Document Type : Original Article


1 Public Health Entomology and Parasitology Unit, Department of Zoology, Osun State University, P.M.B 4494, Osogbo, Nigeria

2 Department of Pure and Applied Chemistry, Osun State University, P.M.B 4494, Osogbo, Nigeria.

3 Department of Mechanical Engineering, Osun State University, Osogbo.

4 Department of Zoology, University of Lagos, Nigeria.

5 National Open University of Nigeria, Abuja, Nigeria.
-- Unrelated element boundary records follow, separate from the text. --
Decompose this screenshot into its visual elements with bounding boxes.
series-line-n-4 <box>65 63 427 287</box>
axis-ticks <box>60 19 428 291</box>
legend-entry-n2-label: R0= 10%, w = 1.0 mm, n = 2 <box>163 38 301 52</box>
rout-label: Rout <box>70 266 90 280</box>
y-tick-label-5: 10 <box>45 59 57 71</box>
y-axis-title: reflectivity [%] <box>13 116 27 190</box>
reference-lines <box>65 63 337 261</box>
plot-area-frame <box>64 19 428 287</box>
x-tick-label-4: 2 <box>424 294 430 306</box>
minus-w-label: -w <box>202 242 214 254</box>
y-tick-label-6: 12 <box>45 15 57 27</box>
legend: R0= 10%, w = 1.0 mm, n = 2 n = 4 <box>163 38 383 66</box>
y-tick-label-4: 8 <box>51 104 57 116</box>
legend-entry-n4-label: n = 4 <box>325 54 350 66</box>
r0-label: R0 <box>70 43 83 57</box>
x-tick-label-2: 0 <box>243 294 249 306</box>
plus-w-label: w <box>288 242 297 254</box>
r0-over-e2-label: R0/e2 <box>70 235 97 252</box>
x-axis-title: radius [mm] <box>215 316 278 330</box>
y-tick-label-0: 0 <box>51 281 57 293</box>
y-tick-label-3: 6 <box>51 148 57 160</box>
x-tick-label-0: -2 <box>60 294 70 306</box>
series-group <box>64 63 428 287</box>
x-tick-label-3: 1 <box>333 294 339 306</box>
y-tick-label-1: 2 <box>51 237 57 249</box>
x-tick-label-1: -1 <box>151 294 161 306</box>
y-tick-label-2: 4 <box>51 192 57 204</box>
Simulium damnosum sensu lato (Diptera: Simuliidae) commonly known as black fly transmits Onchocerca volvulus, the parasite which causes onchocerciasis (river blindness) in Africa. The medical and socio-economic importance associated with the biting of this fly is enormous, hence, the need to devise effective means of breaking man-fly contact. The present study examined repellent activities of formulated topical creams prepared from white soft paraffin and two concentrations (5.0% and 7.5%) of essential oils of three plants, namely Monodora myristica, Eugenia caryophyllus and Xylopia aethiopica against Simulium damnosum s.l. vectors of human onchocerciasis in Nigeria. The chemical characterization of the oils was determined using gas chromatography and mass spectrometry. Fly collectors that applied the formulated creams at both concentrations caught lower numbers of black flies compared with the control. The difference in the number of flies caught between each of the three essential oils and the control was statistically significant at 7.5% concentration, whereas only E. caryophyllus was significantly different from the control at 5.0% concentration. Eugenia caryophyllus had the highest repellent activities, with the protection of 47.1% and 50.6%, followed by X. aethiopica (37.1% and 36.1%), whereas M. myristica had the least (28.7% and 34.1%) for concentrations of 5.0% and 7.5%, respectively. Trans-13-octadecenoic acid, Eugenol and Alpha-pinene were found to be the principal chemical constituents in M. myristica, E. caryophyllus and X. aethiopica, respectively. The active agents in the essential oils could be useful in providing low-cost repellents to prevent human-vector contact in black fly-infested communities.